The campaign was delayed when vaccine laboratories announced that although the vaccine appeared to be safe, they could not secure liability insurance for their vaccines. This was partly a result of the litigious nature of Americans: precedents had been set by polio vaccine lawsuits in the 1950s. The announcement rattled public confidence. As the Center for Disease Control’s director later said, a message was sent that “There’s something wrong with this vaccine.”

Nothing unusual happened, medically speaking, from the vaccinations. However, the rocky start led to the media amplifying unsubstantiated claims about the vaccine. One New York Post headline panicked about vaccinations at a “Pennsylvania Death Clinic” when three Pittsburgh seniors died of heart attacks almost certainly unrelated to the vaccine. The flu ultimately turned out to be mild, and the vaccination campaign was disbanded.

Are some media sources more responsible than others? What factors give you trust in what you watch, read, or hear?

The Andy Warhol Museum

New York Post, October 13, 1976. Stories about vaccine fatalities became so outrageous, there was even speculation that a mob boss was murdered with a vaccine.

1998 – Debunked Autism Research

In the 1990s, a belief took root that vaccines caused autism. The belief was cemented in by an infamous report published in the medical journal The Lancet. British doctor Andrew Wakefield, along with a dozen co-authors, suggested that there may be a connection between vaccines and autism. Even though the report cautioned that more research was needed, the claim caught fire in anti-vaccine circles.

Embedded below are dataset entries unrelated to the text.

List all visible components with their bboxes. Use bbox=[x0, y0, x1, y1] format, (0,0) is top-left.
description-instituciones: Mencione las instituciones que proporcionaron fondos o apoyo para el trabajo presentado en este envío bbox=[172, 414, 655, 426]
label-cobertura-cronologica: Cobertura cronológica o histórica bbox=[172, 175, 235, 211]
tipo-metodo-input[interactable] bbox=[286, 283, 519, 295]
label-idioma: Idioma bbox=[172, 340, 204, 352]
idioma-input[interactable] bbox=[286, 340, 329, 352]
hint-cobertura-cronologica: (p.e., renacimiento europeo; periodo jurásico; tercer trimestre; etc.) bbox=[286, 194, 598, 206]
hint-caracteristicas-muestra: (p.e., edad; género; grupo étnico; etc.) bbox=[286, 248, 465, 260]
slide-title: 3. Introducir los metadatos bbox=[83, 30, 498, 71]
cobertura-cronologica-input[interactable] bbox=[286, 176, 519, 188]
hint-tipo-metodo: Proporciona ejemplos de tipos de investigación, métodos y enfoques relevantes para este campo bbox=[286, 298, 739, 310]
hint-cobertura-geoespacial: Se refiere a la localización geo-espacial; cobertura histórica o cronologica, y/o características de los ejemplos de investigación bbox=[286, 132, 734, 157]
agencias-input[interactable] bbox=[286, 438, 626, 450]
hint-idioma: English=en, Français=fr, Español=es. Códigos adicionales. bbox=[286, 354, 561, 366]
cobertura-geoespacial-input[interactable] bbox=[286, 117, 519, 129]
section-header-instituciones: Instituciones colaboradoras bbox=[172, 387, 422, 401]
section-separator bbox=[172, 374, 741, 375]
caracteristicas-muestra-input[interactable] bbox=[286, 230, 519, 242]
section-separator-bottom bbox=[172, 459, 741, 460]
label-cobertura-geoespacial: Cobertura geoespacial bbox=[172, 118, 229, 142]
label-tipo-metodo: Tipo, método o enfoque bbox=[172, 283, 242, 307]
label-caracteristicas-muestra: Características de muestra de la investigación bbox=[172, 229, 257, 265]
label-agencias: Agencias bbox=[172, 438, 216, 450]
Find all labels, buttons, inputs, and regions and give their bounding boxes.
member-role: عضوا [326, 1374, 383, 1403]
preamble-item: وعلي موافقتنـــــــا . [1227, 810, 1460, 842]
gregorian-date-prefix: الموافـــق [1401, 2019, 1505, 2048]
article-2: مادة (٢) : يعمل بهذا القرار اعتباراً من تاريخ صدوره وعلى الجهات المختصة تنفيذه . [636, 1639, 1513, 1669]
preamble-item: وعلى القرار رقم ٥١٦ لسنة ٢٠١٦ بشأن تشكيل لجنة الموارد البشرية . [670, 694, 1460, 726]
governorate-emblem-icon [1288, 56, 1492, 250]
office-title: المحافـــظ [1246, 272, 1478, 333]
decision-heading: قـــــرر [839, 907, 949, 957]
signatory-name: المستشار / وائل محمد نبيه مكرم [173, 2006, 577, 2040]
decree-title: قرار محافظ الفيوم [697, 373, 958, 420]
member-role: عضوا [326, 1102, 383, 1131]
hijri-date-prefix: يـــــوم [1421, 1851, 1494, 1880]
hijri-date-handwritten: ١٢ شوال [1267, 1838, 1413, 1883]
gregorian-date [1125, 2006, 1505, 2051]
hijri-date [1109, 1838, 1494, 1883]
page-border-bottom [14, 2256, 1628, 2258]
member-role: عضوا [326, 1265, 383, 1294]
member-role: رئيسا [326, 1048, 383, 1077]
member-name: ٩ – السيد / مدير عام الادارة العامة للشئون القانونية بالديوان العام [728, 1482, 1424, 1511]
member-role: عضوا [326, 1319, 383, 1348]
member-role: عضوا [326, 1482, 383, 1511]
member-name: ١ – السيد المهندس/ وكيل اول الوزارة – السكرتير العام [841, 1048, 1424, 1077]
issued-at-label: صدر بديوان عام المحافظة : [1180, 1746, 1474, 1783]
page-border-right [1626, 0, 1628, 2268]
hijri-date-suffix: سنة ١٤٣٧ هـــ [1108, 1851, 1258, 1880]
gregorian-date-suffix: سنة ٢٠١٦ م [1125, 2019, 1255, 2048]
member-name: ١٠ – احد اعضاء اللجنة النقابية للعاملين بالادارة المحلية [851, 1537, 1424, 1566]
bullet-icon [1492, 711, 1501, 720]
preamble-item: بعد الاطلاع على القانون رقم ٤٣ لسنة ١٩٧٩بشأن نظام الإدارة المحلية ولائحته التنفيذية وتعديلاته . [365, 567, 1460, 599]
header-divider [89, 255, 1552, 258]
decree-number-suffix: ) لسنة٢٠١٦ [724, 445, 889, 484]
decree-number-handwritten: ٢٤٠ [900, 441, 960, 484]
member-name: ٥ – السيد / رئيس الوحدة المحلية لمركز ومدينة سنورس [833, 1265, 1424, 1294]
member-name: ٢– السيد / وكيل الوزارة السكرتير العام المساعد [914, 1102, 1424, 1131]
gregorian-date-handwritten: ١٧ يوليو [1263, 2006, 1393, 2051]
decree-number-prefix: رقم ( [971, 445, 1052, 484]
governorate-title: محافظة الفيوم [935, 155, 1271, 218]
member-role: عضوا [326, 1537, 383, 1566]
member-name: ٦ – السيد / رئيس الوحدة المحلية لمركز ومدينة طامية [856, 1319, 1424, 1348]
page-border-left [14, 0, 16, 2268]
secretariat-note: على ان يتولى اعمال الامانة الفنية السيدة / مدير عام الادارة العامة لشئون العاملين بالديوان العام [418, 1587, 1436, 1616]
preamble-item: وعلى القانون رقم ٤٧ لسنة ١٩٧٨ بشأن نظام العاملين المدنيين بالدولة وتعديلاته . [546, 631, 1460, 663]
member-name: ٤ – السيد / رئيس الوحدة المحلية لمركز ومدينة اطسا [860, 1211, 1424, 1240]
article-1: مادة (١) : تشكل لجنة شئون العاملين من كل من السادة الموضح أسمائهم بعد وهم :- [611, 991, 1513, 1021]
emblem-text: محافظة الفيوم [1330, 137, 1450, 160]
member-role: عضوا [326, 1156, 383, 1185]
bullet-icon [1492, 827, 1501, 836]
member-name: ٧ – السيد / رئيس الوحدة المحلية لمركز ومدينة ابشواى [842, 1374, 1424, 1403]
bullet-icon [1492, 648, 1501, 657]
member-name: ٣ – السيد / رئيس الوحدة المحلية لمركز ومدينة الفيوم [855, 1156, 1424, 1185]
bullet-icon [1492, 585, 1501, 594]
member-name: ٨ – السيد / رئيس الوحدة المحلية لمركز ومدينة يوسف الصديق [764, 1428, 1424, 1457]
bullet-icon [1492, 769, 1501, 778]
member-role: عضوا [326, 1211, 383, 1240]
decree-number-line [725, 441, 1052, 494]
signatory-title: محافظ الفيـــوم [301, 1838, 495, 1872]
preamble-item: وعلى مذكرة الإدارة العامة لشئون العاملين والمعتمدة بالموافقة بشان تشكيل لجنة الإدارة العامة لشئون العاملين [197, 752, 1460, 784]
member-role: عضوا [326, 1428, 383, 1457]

When people looked more deeply into the report, it came into serious question. First, several researchers were unable to replicate the study’s findings. Second, it was discovered that some key data was manipulated. Third, it was revealed that Wakefield received more than £400,000 from American lawyers trying to connect autism to vaccines, for a lawsuit against pharmaceutical companies.

In 2010, The Lancet retracted the report and Wakefield’s medical licence was revoked. For his part, Wakefield denies that he misrepresented facts or acted unethically. He remains active in anti-vaccination movements. To date, no lawsuit blaming autism on vaccines has been successful.

How much stock should we put in a single scientific study, especially if its findings are preliminary or speculative?

The Lancet

The now-retracted report on
vaccines and autism. Ten of the co-authors formally withdrew their support for the paper in 2004.